Le traumatisme avant l’acceptation Partie 2

trumatisme

Le traumatisme de la révélation

Je me rappelle dans le moindre détail de ce mardi 7 décembre  2004, et du contexte dans lequel je reçus ce diagnostic d’une mort annoncée. Ce souvenir résonne dans ma tête comme le grondement terrifiant d’un tremblement de terre. L’idée même de revivre une telle épreuve m’hérisse les poils.

Du statut de bien portant je passais brusquement à celui de malade atteint d’un cancer, une étiquette aussi difficile à porter que l’étoile jaune de David durant la seconde guerre mondiale, tant le regard du monde extérieur me rappelait à chaque instant que j’étais à présent quelqu’un de différent.

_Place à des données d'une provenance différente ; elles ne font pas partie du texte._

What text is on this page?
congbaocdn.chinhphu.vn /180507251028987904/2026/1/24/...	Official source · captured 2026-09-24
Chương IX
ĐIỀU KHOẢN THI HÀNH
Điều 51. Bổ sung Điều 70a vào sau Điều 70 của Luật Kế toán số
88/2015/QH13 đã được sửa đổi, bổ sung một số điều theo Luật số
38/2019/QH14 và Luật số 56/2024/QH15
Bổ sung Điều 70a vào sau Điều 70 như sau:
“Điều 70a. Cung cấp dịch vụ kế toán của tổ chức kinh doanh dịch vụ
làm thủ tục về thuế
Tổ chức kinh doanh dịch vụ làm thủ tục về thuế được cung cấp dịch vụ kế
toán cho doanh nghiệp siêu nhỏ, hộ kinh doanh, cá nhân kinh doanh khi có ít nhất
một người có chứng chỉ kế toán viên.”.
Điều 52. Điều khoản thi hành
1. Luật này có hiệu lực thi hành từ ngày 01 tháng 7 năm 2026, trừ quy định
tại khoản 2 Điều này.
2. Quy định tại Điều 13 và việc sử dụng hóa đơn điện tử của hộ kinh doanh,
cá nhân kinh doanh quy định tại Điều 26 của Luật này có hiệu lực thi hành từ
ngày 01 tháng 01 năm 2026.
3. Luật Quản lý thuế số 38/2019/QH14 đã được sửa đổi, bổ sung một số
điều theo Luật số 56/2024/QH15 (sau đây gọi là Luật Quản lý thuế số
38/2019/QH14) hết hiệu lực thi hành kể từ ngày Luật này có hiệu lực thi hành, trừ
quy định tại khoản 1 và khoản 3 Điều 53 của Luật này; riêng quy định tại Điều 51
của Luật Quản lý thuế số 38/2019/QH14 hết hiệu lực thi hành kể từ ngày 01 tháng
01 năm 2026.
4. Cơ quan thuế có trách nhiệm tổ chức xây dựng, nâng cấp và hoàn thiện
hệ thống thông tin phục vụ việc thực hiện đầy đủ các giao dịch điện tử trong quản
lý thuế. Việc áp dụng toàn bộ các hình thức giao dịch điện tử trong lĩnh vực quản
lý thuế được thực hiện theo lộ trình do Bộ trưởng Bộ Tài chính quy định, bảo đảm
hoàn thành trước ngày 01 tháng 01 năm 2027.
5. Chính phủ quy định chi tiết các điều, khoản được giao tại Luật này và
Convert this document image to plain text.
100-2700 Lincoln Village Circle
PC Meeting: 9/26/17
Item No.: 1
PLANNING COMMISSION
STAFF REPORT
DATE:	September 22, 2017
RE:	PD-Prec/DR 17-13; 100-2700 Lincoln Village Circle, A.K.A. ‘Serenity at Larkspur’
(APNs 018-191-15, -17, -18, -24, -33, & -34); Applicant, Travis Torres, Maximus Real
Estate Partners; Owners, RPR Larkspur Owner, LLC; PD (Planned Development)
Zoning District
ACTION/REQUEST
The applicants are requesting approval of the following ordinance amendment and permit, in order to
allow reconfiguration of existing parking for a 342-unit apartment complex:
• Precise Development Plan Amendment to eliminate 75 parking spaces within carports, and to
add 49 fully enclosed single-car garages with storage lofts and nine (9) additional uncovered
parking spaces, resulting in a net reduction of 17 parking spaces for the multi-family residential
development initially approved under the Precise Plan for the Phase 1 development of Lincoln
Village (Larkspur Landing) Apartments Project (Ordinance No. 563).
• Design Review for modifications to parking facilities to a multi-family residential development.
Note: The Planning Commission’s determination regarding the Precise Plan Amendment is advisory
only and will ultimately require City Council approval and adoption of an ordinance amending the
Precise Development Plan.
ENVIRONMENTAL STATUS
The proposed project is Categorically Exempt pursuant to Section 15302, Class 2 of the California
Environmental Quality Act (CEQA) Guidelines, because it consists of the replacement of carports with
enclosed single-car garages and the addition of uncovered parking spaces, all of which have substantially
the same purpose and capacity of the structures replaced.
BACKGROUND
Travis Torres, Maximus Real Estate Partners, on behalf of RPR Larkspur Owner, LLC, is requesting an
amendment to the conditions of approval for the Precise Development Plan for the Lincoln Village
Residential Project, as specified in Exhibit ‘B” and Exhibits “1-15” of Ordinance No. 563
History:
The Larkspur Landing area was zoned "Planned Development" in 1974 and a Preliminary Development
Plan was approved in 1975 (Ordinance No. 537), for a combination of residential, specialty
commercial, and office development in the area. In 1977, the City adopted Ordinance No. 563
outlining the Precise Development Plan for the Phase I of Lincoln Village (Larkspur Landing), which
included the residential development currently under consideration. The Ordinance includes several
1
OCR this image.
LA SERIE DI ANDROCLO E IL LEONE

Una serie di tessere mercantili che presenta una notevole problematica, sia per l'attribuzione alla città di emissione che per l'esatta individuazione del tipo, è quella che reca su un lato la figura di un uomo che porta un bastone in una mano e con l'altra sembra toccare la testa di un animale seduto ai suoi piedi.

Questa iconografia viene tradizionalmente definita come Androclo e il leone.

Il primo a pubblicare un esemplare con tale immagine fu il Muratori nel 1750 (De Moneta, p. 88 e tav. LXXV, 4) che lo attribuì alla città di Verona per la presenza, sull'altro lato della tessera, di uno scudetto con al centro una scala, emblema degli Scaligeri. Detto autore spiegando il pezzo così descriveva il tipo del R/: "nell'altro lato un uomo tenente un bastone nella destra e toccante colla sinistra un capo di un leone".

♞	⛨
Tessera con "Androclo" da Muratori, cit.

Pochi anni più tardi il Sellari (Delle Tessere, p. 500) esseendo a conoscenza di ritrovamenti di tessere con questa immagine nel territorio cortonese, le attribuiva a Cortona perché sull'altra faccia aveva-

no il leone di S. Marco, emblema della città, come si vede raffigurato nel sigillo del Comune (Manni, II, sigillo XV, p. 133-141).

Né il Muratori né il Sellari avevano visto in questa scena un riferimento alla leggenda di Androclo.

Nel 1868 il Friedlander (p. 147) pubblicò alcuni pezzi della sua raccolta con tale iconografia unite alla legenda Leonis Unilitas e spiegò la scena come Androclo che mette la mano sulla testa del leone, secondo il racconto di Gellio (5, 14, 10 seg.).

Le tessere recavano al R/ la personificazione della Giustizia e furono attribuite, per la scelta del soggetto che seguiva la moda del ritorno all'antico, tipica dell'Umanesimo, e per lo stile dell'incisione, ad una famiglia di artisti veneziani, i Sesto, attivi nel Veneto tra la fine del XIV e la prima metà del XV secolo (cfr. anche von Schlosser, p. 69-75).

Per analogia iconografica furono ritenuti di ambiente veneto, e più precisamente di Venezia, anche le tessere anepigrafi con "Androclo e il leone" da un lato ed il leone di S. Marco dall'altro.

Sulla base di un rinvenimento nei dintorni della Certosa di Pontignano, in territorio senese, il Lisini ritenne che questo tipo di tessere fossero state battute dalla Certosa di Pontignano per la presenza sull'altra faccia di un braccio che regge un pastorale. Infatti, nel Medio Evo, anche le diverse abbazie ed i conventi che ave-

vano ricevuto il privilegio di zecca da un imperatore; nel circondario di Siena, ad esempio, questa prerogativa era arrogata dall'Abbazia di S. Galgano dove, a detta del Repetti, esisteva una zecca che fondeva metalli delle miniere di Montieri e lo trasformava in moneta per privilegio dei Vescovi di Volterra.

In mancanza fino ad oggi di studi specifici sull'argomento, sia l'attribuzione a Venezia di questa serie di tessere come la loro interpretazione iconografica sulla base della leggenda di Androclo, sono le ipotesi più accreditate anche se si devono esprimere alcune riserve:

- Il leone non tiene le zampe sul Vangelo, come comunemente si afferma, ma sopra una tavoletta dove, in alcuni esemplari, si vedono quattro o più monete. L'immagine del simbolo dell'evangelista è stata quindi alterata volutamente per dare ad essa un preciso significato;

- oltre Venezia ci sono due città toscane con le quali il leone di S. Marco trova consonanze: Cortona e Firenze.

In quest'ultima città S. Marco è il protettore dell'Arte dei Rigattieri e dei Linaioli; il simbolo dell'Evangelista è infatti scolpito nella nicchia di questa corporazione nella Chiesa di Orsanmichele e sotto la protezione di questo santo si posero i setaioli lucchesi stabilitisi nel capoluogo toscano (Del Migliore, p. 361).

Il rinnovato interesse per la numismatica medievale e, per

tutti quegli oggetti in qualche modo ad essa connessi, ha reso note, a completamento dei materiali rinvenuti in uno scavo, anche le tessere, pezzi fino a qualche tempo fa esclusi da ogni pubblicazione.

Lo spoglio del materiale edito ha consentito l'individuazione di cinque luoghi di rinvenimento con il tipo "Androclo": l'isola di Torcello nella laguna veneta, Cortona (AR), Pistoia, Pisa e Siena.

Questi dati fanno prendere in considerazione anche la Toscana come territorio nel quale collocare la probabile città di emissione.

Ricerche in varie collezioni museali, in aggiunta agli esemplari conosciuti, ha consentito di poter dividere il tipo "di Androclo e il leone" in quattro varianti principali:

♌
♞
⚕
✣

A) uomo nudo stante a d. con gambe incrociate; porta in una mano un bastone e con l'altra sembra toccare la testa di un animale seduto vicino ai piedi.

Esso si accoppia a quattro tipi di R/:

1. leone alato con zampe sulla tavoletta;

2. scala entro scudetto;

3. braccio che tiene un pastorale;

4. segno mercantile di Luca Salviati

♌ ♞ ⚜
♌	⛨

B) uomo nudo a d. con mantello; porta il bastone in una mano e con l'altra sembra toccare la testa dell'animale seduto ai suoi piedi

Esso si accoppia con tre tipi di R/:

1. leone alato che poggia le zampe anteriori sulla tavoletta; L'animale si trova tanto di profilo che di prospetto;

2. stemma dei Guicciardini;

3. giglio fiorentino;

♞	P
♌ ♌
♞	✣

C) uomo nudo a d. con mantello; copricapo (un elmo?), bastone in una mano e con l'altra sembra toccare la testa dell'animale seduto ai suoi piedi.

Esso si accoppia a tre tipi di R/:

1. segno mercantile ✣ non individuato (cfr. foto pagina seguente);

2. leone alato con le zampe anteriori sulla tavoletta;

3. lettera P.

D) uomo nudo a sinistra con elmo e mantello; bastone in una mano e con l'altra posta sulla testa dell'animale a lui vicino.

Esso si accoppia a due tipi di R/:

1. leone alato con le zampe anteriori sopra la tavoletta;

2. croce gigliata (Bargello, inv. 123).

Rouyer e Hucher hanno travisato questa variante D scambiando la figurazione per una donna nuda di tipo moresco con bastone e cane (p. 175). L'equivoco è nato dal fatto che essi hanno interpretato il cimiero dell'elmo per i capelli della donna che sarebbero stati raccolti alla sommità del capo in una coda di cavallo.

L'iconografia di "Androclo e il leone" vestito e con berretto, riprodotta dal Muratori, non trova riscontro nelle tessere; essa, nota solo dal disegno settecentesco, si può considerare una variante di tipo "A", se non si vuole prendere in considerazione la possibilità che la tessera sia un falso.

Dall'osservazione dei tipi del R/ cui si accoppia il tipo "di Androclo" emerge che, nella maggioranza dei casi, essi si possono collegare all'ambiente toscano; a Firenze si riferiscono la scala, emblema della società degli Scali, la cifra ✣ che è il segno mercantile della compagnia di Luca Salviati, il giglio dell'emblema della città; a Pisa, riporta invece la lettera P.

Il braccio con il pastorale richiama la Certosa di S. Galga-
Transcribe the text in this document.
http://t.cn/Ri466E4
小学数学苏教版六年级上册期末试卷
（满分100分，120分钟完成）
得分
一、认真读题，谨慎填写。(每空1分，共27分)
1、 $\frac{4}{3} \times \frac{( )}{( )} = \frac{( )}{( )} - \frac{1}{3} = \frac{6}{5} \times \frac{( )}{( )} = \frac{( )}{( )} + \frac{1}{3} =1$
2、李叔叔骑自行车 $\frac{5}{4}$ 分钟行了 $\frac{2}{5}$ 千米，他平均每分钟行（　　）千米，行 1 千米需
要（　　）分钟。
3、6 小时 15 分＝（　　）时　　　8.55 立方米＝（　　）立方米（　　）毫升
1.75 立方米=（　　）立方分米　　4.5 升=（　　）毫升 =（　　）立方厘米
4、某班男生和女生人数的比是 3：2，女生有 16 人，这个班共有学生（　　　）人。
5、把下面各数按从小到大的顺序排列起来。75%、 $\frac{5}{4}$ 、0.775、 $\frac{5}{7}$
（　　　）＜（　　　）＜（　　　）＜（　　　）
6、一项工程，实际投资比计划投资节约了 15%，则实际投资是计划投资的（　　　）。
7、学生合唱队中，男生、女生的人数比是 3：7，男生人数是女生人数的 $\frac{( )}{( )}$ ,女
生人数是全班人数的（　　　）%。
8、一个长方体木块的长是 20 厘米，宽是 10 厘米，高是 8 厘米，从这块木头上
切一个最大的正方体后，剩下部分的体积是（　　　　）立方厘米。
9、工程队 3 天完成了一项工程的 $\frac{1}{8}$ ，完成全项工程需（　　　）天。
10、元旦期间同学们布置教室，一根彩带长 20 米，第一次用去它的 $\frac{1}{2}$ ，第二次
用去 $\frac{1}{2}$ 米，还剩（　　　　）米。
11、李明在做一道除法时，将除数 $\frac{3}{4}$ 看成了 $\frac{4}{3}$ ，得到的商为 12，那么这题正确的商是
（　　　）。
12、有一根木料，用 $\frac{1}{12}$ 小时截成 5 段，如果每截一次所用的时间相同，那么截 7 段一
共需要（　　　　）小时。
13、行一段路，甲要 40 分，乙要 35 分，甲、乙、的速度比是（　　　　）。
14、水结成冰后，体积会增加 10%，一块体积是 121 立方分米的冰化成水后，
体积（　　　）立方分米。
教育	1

L’assise sur laquelle reposait mon existence venait de se lézarder, menaçant à tout instant de m’anéantir.

Cette espèce d’illusion d’immortalité du Joël bien portant venait de s’évaporer, j’étais au milieu de nul part, figé dans la glace, sans espoir de délivrance, presque déjà mort.

 

Joël Gautier 30 mars 2017

 

De la révolte à l’acceptation

Un médecin bien peu diplomate m’avait emprisonné dans le cachot noir de la mort,  son collègue s’était révélé au contraire bien plus humain en me tendant une bougie allumée qui me donnerait peut-être une petite chance de retrouver le chemin de la vraie lumière. 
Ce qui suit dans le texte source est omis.